One way to find additional points on the line is to visit Clark Kimberling's Encyclopedia of Triangle Centers. (A "triangle center" is a point with a fully-symmetric definition in terms of elements of the triangle. Not every notable point is a center, but arguably "most" of them are. Incenter $I$ and orthocenter $H$ have Kimberling identifiers $X(1)$ and $X(4)$.)

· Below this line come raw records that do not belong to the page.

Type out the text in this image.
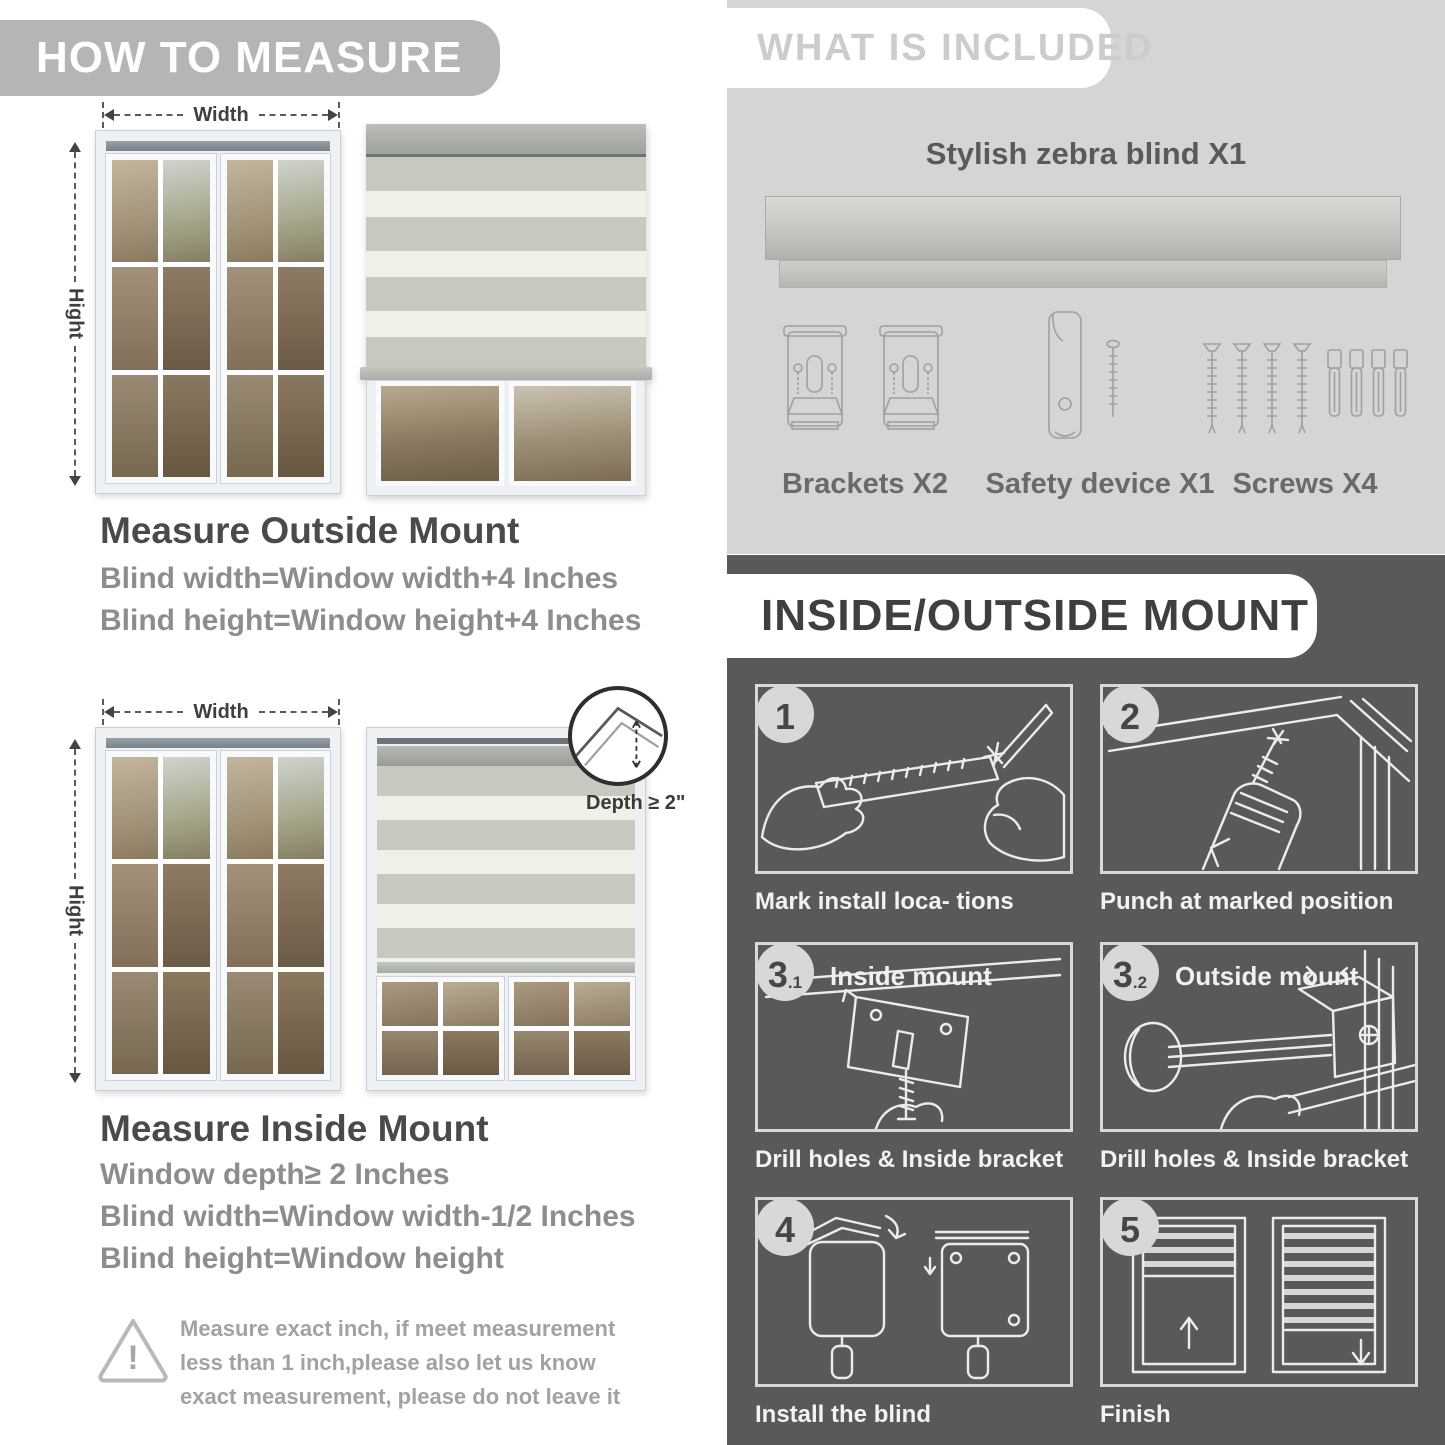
HOW TO MEASURE
Width
Hight
Measure Outside Mount
Blind width=Window width+4 Inches
Blind height=Window height+4 Inches
Width
Hight
Depth ≥ 2"
Measure Inside Mount
Window depth≥ 2 Inches
Blind width=Window width-1/2 Inches
Blind height=Window height
!
Measure exact inch, if meet measurement less than 1 inch,please also let us know exact measurement, please do not leave it
WHAT IS INCLUDED
Stylish zebra blind X1
Brackets X2 Safety device X1 Screws X4
INSIDE/OUTSIDE MOUNT
1
Mark install loca- tions
2
Punch at marked position
3 .1 Inside mount
Drill holes & Inside bracket
3 .2 Outside mount
Drill holes & Inside bracket
4
Install the blind
5
Finish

As @jjagmath points out in a comment, lists of collinear triangle centers appear in the "Central Lines" entry from the ETC's Tables page. As of 6 December, 2020, line $X(1)X(4)$ is documented as containing $199$ referenced centers with the following Kimberling indices:

1, 4, 33, 34, 73, 223, 225, 226, 243, 278, 388, 497, 515, 581, 944, 946, 948, 950, 1056, 1058, 1064, 1066, 1068, 1070, 1072, 1079, 1457, 1478, 1479, 1490, 1519, 1528, 1541, 1543, 1558, 1659, 1699, 1745, 1750, 1785, 1838, 1848, 1870, 1877, 1891, 2356, 2635, 2647, 2654, 2655, 2947, 3465, 3468, 3475, 3476, 3485, 3486, 3487, 3488, 3583, 3585, 3586, 3944, 4857, 5225, 5229, 5236, 5270, 5290, 5307, 5603, 5658, 5691, 5712, 5713, 5714, 5715, 5716, 5717, 5882, 5930, 6198, 6256, 6260, 6261, 6637, 7009, 7718, 7952, 7967, 8555, 8763, 8862, 8923, 9118, 9121, 9577, 9612, 9613, 9614, 10106, 10368, 10382, 10393, 10454, 10478, 10531, 10532, 10571, 10572, 10595, 10596, 10597, 10629, 10805, 10806, 10888, 11254, 11392, 11393, 11522, 12047, 12053, 12115, 12116, 12608, 12650, 12667, 13161, 13390, 13407, 13464, 13607, 14547, 15237, 15500, 15836, 15942, 16869, 16870, 17985, 18283, 18340, 18393, 18446, 18483, 18513, 18514, 20130, 20264, 20277, 21147, 21620, 21740, 23706, 23710, 23987, 24042, 24210, 24268, 26098, 26332, 26333, 26389, 26413, 30384, 31516, 31528, 31529, 31532, 31533, 31673, 31866, 32056, 32082, 32083, 33106, 33144, 33152, 34029, 34036, 34039, 34045, 34231, 34500, 34913, 34936, 34937, 35015, 35635, 36844, 36985, 38295, 38945, 39579, 39599, 40257, 40264, 40270

I don't believe the ETC is necessarily exhaustive (or infallible) in documenting such collinearities. Lists of collinear points seem to be auto-generated (numerically?) when a new center is added, which happens quite often; the Central Lines list seems to be updated with far less regularity.